Cooperation without Compromise. In its 14 years. Poet Paul Engle’s Writers’ Workshop has become one of the most flourishing in the U.S. It has attracted such students as Novelist Wallace Stegner, such teachers as Pulitzer Prizewinning Poet Robert Lowell. Its staff helps edit Poetry magazine and the annual O. Henry Prize Stories collection, in one year managed to turn out six published novels.* But S.U.I.’s zest for experiment seems to extend through the humanities.

Its School of Religion includes four Protestants, one Jew, one Roman Catholic, is perhaps the outstanding example of “cooperation without compromise” to be found on any state campus. “The basic idea,” says M. Willard Lampe, its first director, “is this: religion, theoretically and practically, is inseparable from education; hence it should be taught, even in a tax-supported institution . . . not indirectly or surreptitiously, but unapologetically, comprehensively, and in line with the best educational practice.”

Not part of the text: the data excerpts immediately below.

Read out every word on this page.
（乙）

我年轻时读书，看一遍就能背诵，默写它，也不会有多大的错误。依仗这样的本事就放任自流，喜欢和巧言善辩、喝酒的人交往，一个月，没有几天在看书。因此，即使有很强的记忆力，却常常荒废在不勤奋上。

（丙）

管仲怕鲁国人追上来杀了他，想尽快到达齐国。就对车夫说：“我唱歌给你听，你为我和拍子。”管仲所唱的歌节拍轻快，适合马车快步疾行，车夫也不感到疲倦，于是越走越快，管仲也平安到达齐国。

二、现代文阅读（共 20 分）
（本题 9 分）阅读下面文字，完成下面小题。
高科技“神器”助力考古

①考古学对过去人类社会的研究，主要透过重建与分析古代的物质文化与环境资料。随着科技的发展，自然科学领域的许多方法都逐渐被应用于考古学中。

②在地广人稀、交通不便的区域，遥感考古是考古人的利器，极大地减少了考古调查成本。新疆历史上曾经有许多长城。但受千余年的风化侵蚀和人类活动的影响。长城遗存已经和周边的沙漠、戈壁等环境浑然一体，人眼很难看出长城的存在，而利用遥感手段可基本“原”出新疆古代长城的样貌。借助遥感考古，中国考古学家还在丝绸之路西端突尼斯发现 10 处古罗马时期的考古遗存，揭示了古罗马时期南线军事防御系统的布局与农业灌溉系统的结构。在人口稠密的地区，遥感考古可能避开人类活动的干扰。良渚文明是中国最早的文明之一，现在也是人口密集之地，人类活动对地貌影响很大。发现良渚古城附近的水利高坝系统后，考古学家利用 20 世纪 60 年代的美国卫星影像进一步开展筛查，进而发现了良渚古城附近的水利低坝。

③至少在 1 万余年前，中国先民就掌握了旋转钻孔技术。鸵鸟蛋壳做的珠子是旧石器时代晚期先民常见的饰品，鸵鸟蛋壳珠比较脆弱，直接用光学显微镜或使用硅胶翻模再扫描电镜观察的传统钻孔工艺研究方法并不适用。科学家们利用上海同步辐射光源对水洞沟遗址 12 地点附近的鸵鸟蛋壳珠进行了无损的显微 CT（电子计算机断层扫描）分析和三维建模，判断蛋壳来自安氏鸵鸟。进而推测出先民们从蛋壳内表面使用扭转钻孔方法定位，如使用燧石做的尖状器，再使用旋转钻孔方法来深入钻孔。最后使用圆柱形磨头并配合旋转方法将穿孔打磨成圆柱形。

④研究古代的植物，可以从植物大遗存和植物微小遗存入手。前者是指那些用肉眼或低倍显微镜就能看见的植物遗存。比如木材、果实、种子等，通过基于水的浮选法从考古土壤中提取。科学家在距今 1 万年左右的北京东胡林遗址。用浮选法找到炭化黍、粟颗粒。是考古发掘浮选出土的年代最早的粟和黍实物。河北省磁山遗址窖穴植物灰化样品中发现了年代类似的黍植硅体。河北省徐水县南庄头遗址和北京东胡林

All in all, says President Hancher, the State University of Iowa has more than lived up to the hopes of its founders who knelt that day in 1847 to pray for wisdom. It has turned out governors (Archie Alexander of the Virgin Islands), senators (Bourke Hickenlooper), scholars (Political Scientist Charles Edward Merriam), explorers (Vilhjalmur Stefansson), editors (Bruce and Beatrice Gould), and columnists (Marquis Childs); 34 of its alumni and former professors have become heads of other colleges and universities (e.g., George Stoddard, former president of the University of Illinois; H. K. Newburn. former president of the University of Oregon; T. R. McConnell, former chancellor of the University of Buffalo). But more important than its products, says Hancher, is the lesson that S.U.I, has taught—”that culture is not limited to the Eastern seaboard or to a social elite, that Iowa is no longer an isolated pioneer prairie state, but that we are in the stream of Western culture and civilization, and all that is good in it should be a part of us.”

* Delmar Jackson’s The Cut of the Axe; Rocco Fumento’s Devil by the Tail; S. Leonard Rubenstein’s World, Barbed Wire; Eugene Brown’s Trespass; Flannery O’Connor’s Wise Blood; and Oakley Hall’s Corpus of Joe Bailey.